Con lo que no contaba era con esa caída al agua que iba a empujarlo de nuevo al repaso de su vida, al re-análisis de sus comportamientos (“se sentía muy solo allí, en medio del océano. Caramba, si las cosas seguían así acabaría hablando solo, y Henry preston Standish podía jactarse sinceramente de no haber hecho eso nunca”) y “por qués” (“era desde luego extraordinario que siempre hubiera conseguido todo lo que quería aun sin desearlo ardientemente”) y a la asunción de nuevas respuestas (“nunca se le había ocurrido pensar que su mente fuera un juguete de su yo físico ni que las convicciones estaban muy bien hasta que el cuerpo tenía alguna necesidad, momento en el que el cuerpo doblegaba la mente para que acatara sus órdenes”). 

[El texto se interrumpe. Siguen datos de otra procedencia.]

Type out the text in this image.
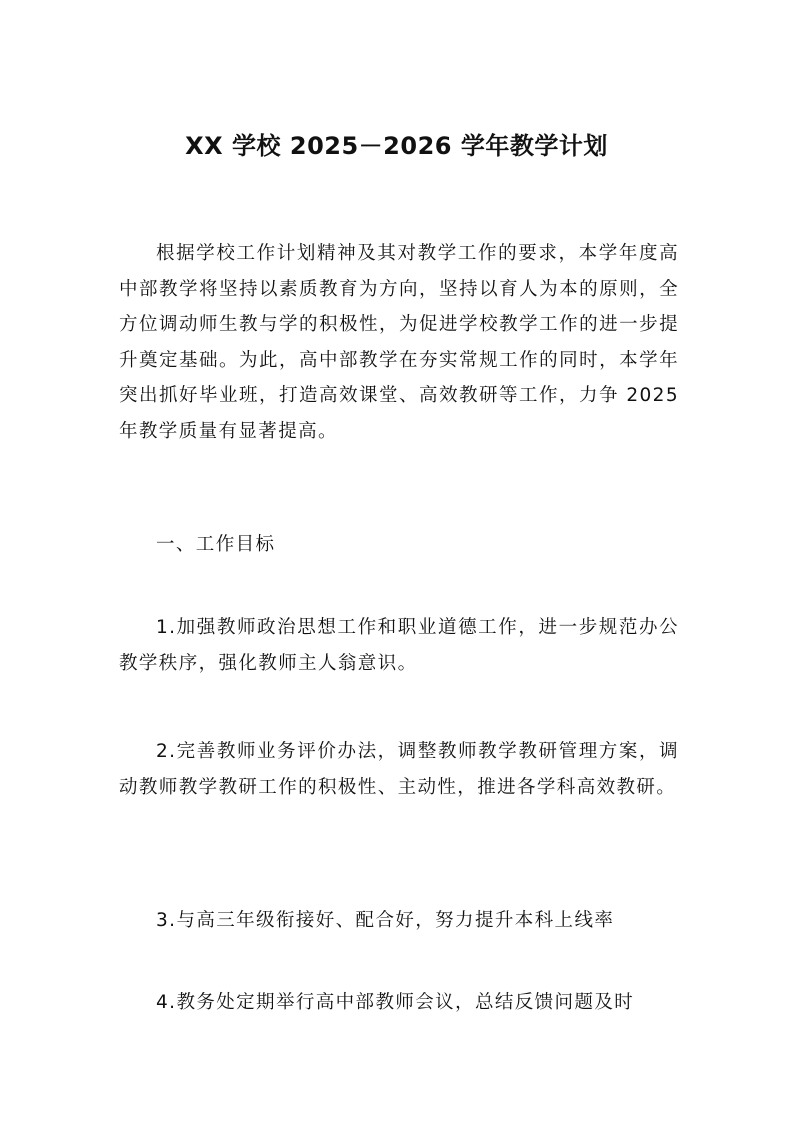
XX 学校 2025－2026 学年教学计划

根据学校工作计划精神及其对教学工作的要求，本学年度高中部教学将坚持以素质教育为方向，坚持以育人为本的原则，全方位调动师生教与学的积极性，为促进学校教学工作的进一步提升奠定基础。为此，高中部教学在夯实常规工作的同时，本学年突出抓好毕业班，打造高效课堂、高效教研等工作，力争 2025 年教学质量有显著提高。

一、工作目标

1.加强教师政治思想工作和职业道德工作，进一步规范办公教学秩序，强化教师主人翁意识。

2.完善教师业务评价办法，调整教师教学教研管理方案，调动教师教学教研工作的积极性、主动性，推进各学科高效教研。

3.与高三年级衔接好、配合好，努力提升本科上线率

4.教务处定期举行高中部教师会议，总结反馈问题及时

El yo que se manifietsa en Standish en la situación límite entre la vida y la muerte (“de buenas a primeras comprendió su verdadera soledad. Era un insignificante bulto de vida en un mundo inmenso. El sol era muy poderoso, y él, muy débil”) es un yo al que nunca ha prestado atención, es el yo puro, el yo desnudo (literal, el yo sin traje de caballero), el yo que durante generaciones ningún Standish ha escuchado. Y mientras Standish toma conciencia de su pequeñez, Lewis navega por sus pensamientos, cada vez más “puros”, cada vez más “humanos”, cada vez más “básicos”, cada vez más “profundos, y nos muestra a la vez qué está pasando en el barco, cuando y cómo se dan cuenta tripulación y tripulantes de que falta una persona, en qué momento se lanza la voz de ¡Hombre al agua! y todos comienzan a ver el bello océano como una “acuática tumba”. Dos escenarios que se entremezclan en un in crescendo dramático literario en el que Lewis apuesta por la contención escrita dejando, de nuevo, la sombra de la angustia en el lector. 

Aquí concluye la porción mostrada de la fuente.